La tanto spesso ricordata crisi istituzionale, infatti, è, in realtà, soprattutto crisi dei partiti, che non sanno più rappresentare le esigenze dei cittadini, non costituiscono più da tempo lo strumento attraverso il quale tutti possono concorrere alla determinazione della politica nazionale secondo quanto prevede l’articolo 49 della Costituzione.

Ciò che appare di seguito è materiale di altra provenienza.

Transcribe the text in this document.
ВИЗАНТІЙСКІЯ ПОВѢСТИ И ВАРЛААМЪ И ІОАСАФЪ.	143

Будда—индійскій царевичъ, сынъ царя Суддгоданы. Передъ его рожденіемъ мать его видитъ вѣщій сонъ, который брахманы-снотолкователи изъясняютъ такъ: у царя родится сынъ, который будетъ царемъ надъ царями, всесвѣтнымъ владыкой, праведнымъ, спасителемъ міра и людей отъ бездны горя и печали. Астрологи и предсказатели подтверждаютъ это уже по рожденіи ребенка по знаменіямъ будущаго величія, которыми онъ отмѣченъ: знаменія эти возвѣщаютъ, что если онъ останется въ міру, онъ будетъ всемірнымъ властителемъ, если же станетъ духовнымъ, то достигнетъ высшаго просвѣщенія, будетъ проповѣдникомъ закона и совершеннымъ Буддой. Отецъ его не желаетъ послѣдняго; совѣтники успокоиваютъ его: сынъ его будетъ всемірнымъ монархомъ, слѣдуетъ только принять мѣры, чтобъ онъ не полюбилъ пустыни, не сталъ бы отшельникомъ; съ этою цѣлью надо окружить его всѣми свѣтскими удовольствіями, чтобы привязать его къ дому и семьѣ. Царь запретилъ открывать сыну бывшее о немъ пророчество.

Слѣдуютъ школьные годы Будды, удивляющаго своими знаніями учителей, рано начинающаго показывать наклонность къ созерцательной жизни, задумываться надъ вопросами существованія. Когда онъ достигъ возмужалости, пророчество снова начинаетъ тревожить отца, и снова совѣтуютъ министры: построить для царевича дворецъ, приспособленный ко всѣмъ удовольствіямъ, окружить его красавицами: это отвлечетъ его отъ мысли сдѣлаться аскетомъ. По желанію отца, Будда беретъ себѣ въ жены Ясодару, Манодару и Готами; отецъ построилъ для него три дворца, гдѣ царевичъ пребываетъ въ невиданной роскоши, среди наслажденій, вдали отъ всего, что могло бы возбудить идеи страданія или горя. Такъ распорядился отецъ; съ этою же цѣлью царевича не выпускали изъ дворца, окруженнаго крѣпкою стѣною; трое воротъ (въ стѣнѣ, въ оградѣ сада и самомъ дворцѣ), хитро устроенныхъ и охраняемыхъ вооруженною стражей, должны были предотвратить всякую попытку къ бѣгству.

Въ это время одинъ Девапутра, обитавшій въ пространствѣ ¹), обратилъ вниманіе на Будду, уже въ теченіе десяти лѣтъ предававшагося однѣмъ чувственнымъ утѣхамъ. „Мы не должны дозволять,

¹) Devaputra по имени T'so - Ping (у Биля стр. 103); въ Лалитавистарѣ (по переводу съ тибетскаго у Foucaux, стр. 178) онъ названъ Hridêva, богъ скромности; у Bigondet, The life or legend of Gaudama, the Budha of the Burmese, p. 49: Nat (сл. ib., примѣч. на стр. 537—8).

Per questo è necessario intervenire sui partiti. Per prima cosa attraverso una legge che finalmente regoli il diritto dei cittadini di associarsi in partiti politici, offrendo loro garanzie di reale partecipazione. E per questo, partendo dal testo di Salvi e Villone, mi accingo a presentare una mia proposta alla Camera. Spero si apra poi quella discussione che su questo punto non si è mai aperta, neppure quando, all’inizio di questa legislatura, anche Finocchiaro e Zanda presentarono un loro disegno di legge in Senato.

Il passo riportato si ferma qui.